和也「・・・ぐっ。・・・とりあえずは助かったか。」
よろよろと立ち上がる。今にも死にそうだ。だが、村正を思い切り振り、自らを奮い立たせる。ふと見れば、そこには大輔と鈴菜が横たわっている。――死んでしまったのか?一応二人の口元に手を当ててみる。―――すると。
和也「まだ、かすかに息がある―――!」
二人を起き上がらせ、そしておぶる。かつての和也からは考えられない行動だった。今和也は、自分の『仲間』を助けようと必死だ。
和也「急がなければ、手遅れになる・・・・。」
痛みが全身を駆け巡る。が、そんなの関係ない。今は一刻も早く本部に―――。
―――数十分後、一人の兵士が玄関で倒れている和也たちを発見し、急いで医療班に連絡した。和也・大輔・鈴菜の3人は一命を取り留めた。
―――X勢本部。
???「・・・・そうか。」
ジャッカル「以上が今回の結果です。」
少し薄暗い室内でⅢ-X+カラカルは一人の人物の前に跪いている。暗くて顔が見えないが、どうやら統制官のようだ。その傍らには巨大な剣らしき物が煌いている。

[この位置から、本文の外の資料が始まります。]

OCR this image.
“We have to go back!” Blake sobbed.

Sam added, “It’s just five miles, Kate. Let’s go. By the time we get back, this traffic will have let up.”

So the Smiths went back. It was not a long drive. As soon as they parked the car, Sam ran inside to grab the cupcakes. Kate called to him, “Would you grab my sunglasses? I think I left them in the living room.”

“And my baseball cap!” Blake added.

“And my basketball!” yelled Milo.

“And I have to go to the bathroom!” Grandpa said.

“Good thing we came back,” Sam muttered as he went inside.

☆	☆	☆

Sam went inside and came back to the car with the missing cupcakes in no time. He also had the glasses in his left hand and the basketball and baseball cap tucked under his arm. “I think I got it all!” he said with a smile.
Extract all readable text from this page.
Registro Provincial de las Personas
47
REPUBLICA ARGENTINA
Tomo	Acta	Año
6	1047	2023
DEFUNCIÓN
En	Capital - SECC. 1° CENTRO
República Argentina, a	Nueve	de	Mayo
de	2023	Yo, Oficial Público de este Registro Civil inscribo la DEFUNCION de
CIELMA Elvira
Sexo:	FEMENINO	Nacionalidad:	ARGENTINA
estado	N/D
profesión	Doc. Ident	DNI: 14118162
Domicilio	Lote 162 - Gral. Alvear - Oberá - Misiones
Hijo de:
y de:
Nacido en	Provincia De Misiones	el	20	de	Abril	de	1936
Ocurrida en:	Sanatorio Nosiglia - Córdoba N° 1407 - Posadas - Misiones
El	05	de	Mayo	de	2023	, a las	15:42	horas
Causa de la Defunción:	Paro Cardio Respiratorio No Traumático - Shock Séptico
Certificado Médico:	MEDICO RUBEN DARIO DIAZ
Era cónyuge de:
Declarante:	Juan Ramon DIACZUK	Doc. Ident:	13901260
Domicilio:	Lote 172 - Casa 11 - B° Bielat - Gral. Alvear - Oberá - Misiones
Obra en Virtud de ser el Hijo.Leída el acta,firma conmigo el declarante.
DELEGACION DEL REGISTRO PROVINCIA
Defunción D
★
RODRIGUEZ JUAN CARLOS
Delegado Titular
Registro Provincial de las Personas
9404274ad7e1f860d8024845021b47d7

???「今回は致し方ない。次にはオレも行く。その時が、本当の最終決戦だ!」
草木も眠る丑三つ時。そんな時ジャッカルは一人、なにやら出かける準備でもしているようだ。そして脳裏にある記憶が甦る。
(ジャッカル「さぁ、この行為の意味が分かるだろう?―――退けと言っているんだ。断れば貴様の体はほんの2.3秒後、四方八方に四散することになる。」)
あれもただの脅しだった。殺すつもりなど一切ない。あれだけ脅せば素直に退いてくれすと思った。―――しかし。
(優馬「ここでオレを殺してください。その後、ただちに撤退してください。あなたもそっちの方では偉い方なんでしょ?それにこれだけの被害を出せば、上層部様も満足でしょう?戦いは次の機会に持ち越しってことで。」 優馬「構わない。オレ一人の命で、今しばらくここからこの人たちが離れるなら・・・!」)
あやつの信念を貫き通す眼に魅せられた。あやつは恐らく・・・カイザー。まだその力を完璧に使いこなせていない。そんなあやつの傍らに常にあり続けていたい!その成長を身近で感じてみたい!―――これは自分の単なるわがままに過ぎない。だが、私は決心する!あやつを守護すべく・・・・・X勢を抜ける!!
決意したジャッカルは、静かにX勢本部を後にした。